Local authorities have increasingly been affected by the Building Safety Act 2022 (BSA) since April 2022, when the BSA came into force. 

While the industry has examined and discussed at length how the BSA will impact contractors and developers, local authorities themselves are in a unique position. They are impacted by the BSA from the perspective of the projects that they want to get underway themselves, from the viewpoint of their role in the building control process, and also in terms of their relationship with the Building Safety Regulator (BSR).

Building safety changes are coming thick and fast now, with the government's anticipated 18-month period for introducing the further Regulations and guidance needed to support the BSA nearly at an end (as at October 2023).  In the run up to that, a few weeks ago the government published five sets of new draft regulations and 3 consultation responses on building safety, with 2 more sets of draft regulations currently anticipated at some point in September. All in all, there is a lot on Parliament's statute books for September. 

For local authorities, the impacts of the BSA are cumulative and significant. 

Local authorities, the Regulator, and higher risk buildings

One of the most significant impacts is local authorities' relationship and interaction with the BSR in the context of the strengthening of the building control regime. 

From 1 October 2023, the BSR will become the new building control authority for Higher Risk Buildings (HRBs), instead of local authorities.

However, local authorities will still be involved as referred to in sections 13 to 16 of the BSA. These provisions, broadly speaking, relate to assisting the BSR.

Multi-disciplinary teams   

When the BSR acts as the building control authority for HRBs, the BSR can use the BSA provisions mentioned above to put in place a "multi-disciplinary team". This team can include a fire safety expert from the relevant fire and rescue service, and a building control specialist from the relevant local authority.  (The BSR is also able to secure expertise from the private sector where appropriate to support this work under its general powers - in particular under new section 11A of the Health and Safety at Work etc Act 1974).

In particular:

  • Section 13 (1) of the BSA states that the local authority can be requested by the BSR to "do anything for the purpose of…facilitating the exercise by the [BSR] of a relevant function, or… enabling the relevant authority to facilitate the exercise by the [BSR] of a relevant function"
  • Section 15 (2) provides further details, confirming that any of the local authority's staff involved in providing relevant assistance to the BSR must have the "appropriate skills, knowledge, experience and behaviours."

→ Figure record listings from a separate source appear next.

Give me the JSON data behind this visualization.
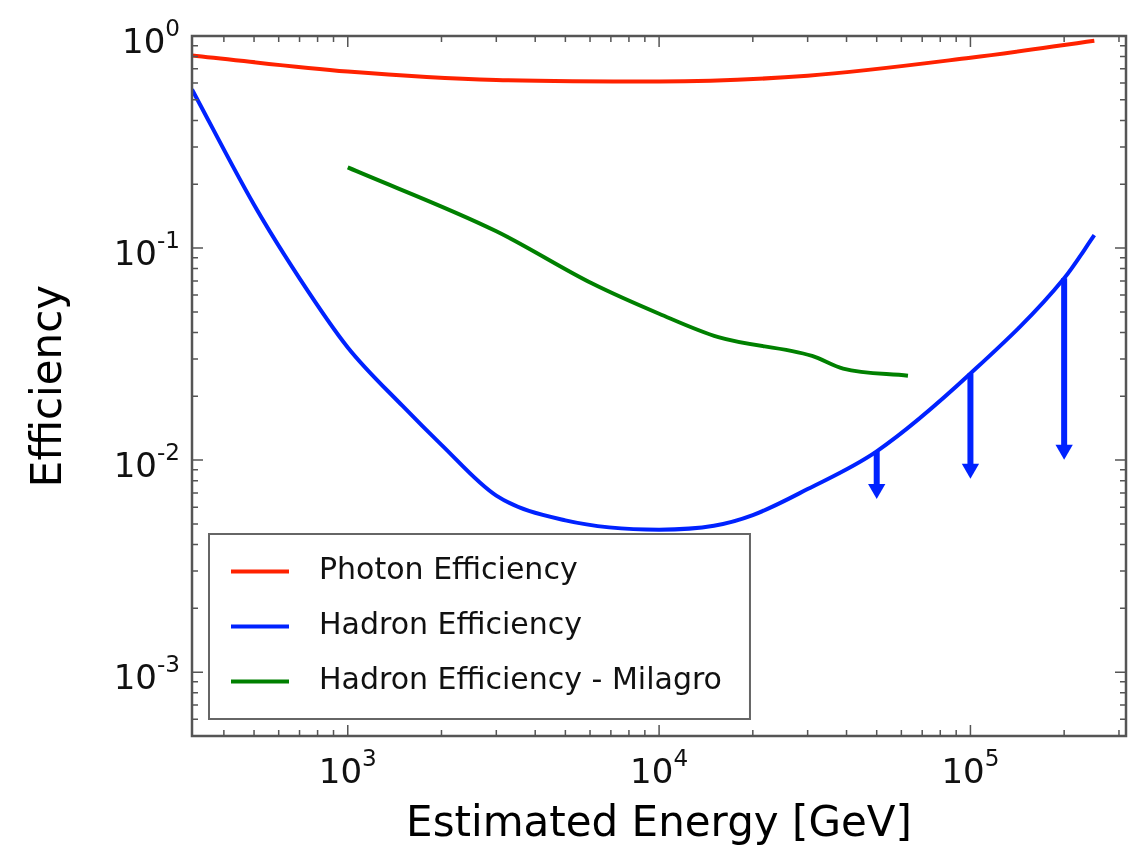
{
  "chart_data": {
    "type": "line",
    "xlabel": "Estimated Energy [GeV]",
    "ylabel": "Efficiency",
    "log": "xy",
    "legend": "bottom left",
    "grid": false,
    "xlim": [
      316,
      316000
    ],
    "xticks": [
      {
        "value": 400,
        "label": null
      },
      {
        "value": 500,
        "label": null
      },
      {
        "value": 600,
        "label": null
      },
      {
        "value": 700,
        "label": null
      },
      {
        "value": 800,
        "label": null
      },
      {
        "value": 900,
        "label": null
      },
      {
        "value": 1000,
        "label": "10$^{3}$"
      },
      {
        "value": 2000,
        "label": null
      },
      {
        "value": 3000,
        "label": null
      },
      {
        "value": 4000,
        "label": null
      },
      {
        "value": 5000,
        "label": null
      },
      {
        "value": 6000,
        "label": null
      },
      {
        "value": 7000,
        "label": null
      },
      {
        "value": 8000,
        "label": null
      },
      {
        "value": 9000,
        "label": null
      },
      {
        "value": 10000,
        "label": "10$^{4}$"
      },
      {
        "value": 20000,
        "label": null
      },
      {
        "value": 30000,
        "label": null
      },
      {
        "value": 40000,
        "label": null
      },
      {
        "value": 50000,
        "label": null
      },
      {
        "value": 60000,
        "label": null
      },
      {
        "value": 70000,
        "label": null
      },
      {
        "value": 80000,
        "label": null
      },
      {
        "value": 90000,
        "label": null
      },
      {
        "value": 100000,
        "label": "10$^{5}$"
      },
      {
        "value": 200000,
        "label": null
      },
      {
        "value": 300000,
        "label": null
      }
    ],
    "ylim": [
      0.0005,
      1
    ],
    "yticks": [
      {
        "value": 0.0006,
        "label": null
      },
      {
        "value": 0.0007,
        "label": null
      },
      {
        "value": 0.0008,
        "label": null
      },
      {
        "value": 0.0009,
        "label": null
      },
      {
        "value": 0.001,
        "label": "10$^{-3}$"
      },
      {
        "value": 0.002,
        "label": null
      },
      {
        "value": 0.003,
        "label": null
      },
      {
        "value": 0.004,
        "label": null
      },
      {
        "value": 0.005,
        "label": null
      },
      {
        "value": 0.006,
        "label": null
      },
      {
        "value": 0.007,
        "label": null
      },
      {
        "value": 0.008,
        "label": null
      },
      {
        "value": 0.009,
        "label": null
      },
      {
        "value": 0.01,
        "label": "10$^{-2}$"
      },
      {
        "value": 0.02,
        "label": null
      },
      {
        "value": 0.03,
        "label": null
      },
      {
        "value": 0.04,
        "label": null
      },
      {
        "value": 0.05,
        "label": null
      },
      {
        "value": 0.06,
        "label": null
      },
      {
        "value": 0.07,
        "label": null
      },
      {
        "value": 0.08,
        "label": null
      },
      {
        "value": 0.09,
        "label": null
      },
      {
        "value": 0.1,
        "label": "10$^{-1}$"
      },
      {
        "value": 0.2,
        "label": null
      },
      {
        "value": 0.3,
        "label": null
      },
      {
        "value": 0.4,
        "label": null
      },
      {
        "value": 0.5,
        "label": null
      },
      {
        "value": 0.6,
        "label": null
      },
      {
        "value": 0.7,
        "label": null
      },
      {
        "value": 0.8,
        "label": null
      },
      {
        "value": 0.9,
        "label": null
      },
      {
        "value": 1,
        "label": "10$^{0}$"
      }
    ],
    "series": [
      {
        "name": "Photon Efficiency",
        "color": "#ff2200",
        "x": [
          316,
          1000,
          3000,
          10000,
          30000,
          100000,
          250000
        ],
        "values": [
          0.81,
          0.68,
          0.62,
          0.61,
          0.65,
          0.79,
          0.95
        ]
      },
      {
        "name": "Hadron Efficiency",
        "color": "#0022ff",
        "x": [
          316,
          500,
          700,
          1000,
          1500,
          2000,
          3000,
          5000,
          10000,
          15000,
          20000,
          30000,
          50000,
          100000,
          200000,
          250000
        ],
        "values": [
          0.56,
          0.16,
          0.072,
          0.034,
          0.018,
          0.0118,
          0.0068,
          0.0052,
          0.0047,
          0.0049,
          0.0055,
          0.0073,
          0.011,
          0.0256,
          0.072,
          0.115
        ]
      },
      {
        "name": "Hadron Efficiency - Milagro",
        "color": "#008000",
        "x": [
          1000,
          3000,
          6100,
          10000,
          15500,
          31000,
          39000,
          63000
        ],
        "values": [
          0.24,
          0.12,
          0.068,
          0.049,
          0.038,
          0.031,
          0.027,
          0.025
        ]
      },
      {
        "color": "#0022ff",
        "type": "scatter",
        "marker": "triangle",
        "x": [
          50000,
          100000,
          200000
        ],
        "values": [
          0.0073,
          0.0091,
          0.0112
        ],
        "errors": [
          [
            0.0073,
            0.011
          ],
          [
            0.0091,
            0.0256
          ],
          [
            0.0112,
            0.072
          ]
        ]
      }
    ]
  }
}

We anticipate further guidance on the formation and conduct of these multi-disciplinary teams as part of the avalanche of new regulations and guidance this September. 

BSR's directions and local authorities' cooperation

If the local authority is reluctant to assist in the terms set out above, the BSR can "direct" the local authority to do so. However, this would probably be in exceptional circumstances only, as under the BSA this kind of direction may be given only with the consent of the Secretary of State.

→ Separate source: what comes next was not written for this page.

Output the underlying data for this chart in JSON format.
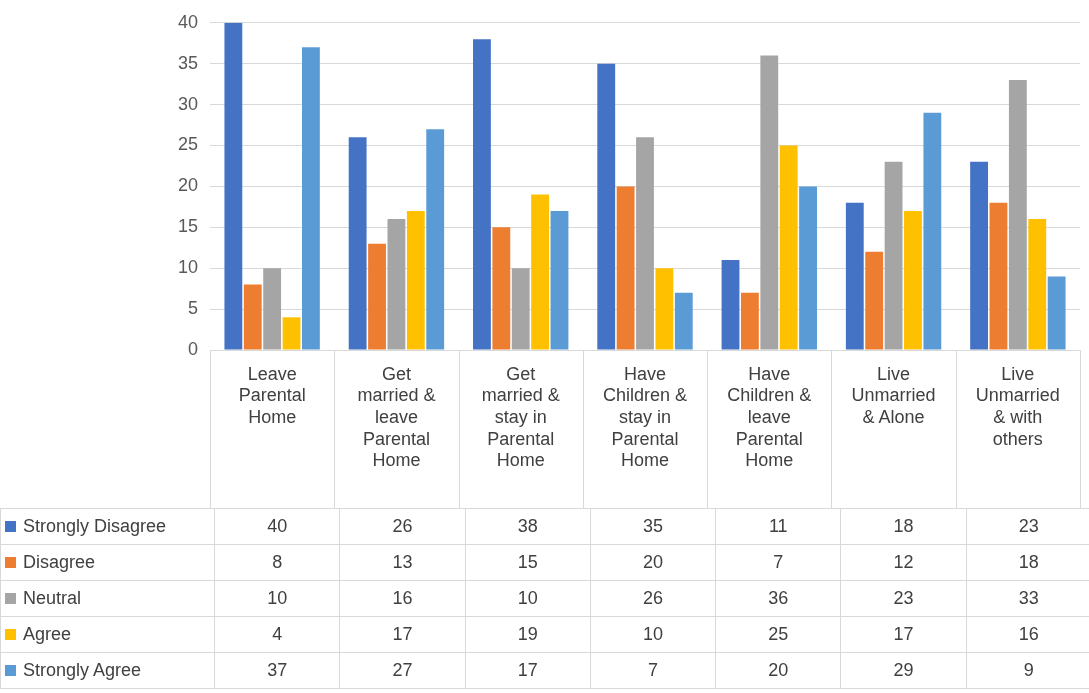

The BSA also includes details on steps that must be taken before a direction is given, and about the direction itself – for example, that it has to be in writing.

That said, it's worth remembering that local authorities and fire and rescue authorities will also be under a separate duty to cooperate with the BSR (and it with them) under Schedule 3 of the BSA in respect of the BSR's building functions for HRBs. Particular to local authorities, this Schedule says: "The [BSR] and a local authority must cooperate with each other in the exercise of their relevant functions."  

As such, it is fully expected that both parties will work together to facilitate the aims of the legislation.   

What this means for local authorities

All of this spells more work for local authorities as well as a very different and considerably more regulated building control approval process. 

Local authorities will be busy over the next few months trying not only to bed down the new building safety regime, but also to quickly forge the necessary working relationships with the BSR and other members of the multi-disciplinary teams, while at the same time demonstrating that they have the "appropriate skills, knowledge, experience and behaviours".

It will be a steep learning curve for everyone in both the public and private sectors as we explore this new building safety landscape together over the next few months.

This article is for general information only and reflects the position at the date of publication. It does not constitute legal advice.